The version of gremolata that I make weekly diverges from tradition in one meaningful way. In addition to a pinch of salt, I add just enough olive oil and lemon juice to make the mixture slightly viscous and spoonable—more of a thick dressing than a dry sprinkle. Consider it a low-maintenance cousin to Italian salsa verde (which also includes briny capers and anchovies) and chimichurri (which features shallots, red wine vinegar, fresh chiles, and both cilantro and parsley).

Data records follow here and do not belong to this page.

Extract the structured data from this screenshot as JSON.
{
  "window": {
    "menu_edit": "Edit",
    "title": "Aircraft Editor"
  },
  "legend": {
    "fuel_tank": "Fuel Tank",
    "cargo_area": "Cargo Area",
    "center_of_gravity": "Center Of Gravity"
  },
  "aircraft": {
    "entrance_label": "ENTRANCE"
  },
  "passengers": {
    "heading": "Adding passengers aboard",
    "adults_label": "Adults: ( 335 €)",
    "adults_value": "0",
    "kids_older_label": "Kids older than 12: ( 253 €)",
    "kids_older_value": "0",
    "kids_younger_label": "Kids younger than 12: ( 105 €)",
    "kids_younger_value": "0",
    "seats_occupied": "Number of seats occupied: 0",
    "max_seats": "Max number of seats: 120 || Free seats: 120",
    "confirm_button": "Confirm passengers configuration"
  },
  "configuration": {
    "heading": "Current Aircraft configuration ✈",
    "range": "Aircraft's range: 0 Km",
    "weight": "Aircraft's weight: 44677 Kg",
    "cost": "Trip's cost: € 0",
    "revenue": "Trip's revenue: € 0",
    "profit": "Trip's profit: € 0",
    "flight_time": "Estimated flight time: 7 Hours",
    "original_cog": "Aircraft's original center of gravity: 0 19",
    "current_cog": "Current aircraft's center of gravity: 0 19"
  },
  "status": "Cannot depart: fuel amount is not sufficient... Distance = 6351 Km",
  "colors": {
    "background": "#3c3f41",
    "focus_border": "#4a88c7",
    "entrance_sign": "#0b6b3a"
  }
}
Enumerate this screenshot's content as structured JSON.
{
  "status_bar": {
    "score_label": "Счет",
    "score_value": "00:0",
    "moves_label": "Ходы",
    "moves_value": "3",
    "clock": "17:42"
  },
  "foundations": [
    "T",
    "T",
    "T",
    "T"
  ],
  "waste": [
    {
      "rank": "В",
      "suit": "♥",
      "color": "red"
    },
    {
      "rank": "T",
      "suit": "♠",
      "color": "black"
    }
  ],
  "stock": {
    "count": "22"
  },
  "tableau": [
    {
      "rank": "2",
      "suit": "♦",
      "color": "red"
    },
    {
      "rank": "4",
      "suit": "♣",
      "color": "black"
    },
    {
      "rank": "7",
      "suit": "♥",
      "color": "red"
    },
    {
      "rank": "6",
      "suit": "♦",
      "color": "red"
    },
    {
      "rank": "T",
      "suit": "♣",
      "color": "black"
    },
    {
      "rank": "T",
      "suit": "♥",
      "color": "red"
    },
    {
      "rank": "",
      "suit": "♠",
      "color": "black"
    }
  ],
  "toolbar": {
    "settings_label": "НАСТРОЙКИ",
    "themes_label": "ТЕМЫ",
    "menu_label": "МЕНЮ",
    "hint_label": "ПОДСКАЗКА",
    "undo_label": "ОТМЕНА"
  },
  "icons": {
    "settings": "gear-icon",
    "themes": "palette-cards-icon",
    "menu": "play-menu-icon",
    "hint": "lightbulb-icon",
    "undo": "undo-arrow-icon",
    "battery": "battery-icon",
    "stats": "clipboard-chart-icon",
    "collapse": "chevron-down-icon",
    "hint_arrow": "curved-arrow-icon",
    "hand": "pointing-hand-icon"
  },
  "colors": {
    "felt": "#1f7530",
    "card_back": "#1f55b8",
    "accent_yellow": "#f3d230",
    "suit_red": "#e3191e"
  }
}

And since I’ve already strayed from tradition, I often adapt my basic gremolata formula to use up any bundle of herbs wilting in my fridge. I’ll chop any soft but hardy herb for the base (like cilantro or mint), optionally pairing it with a more tender, delicate herb (like basil, dill, chives, or tarragon). I recently made a batch with cilantro and basil, which I paired with crisp-skinned roast chicken. You can also swap the citrus: Try an orange, Meyer lemon, or lime. A few suggested riffs:

  • Cilantro + garlic + lime zest
  • Mint + garlic + orange zest
  • Parsley + basil + garlic + Meyer lemon zest

Once you’ve settled on your herb-citrus combination, the process is remarkably simple.

Here’s how to make gremolata:

The key to the best gremolata is to break down the fresh parsley to a very fine texture, so no one bite gets a big blast of bitterness. Be sure to seek out flat-leaf parsley, which has more flavor and is easier to chop than its curly counterpart.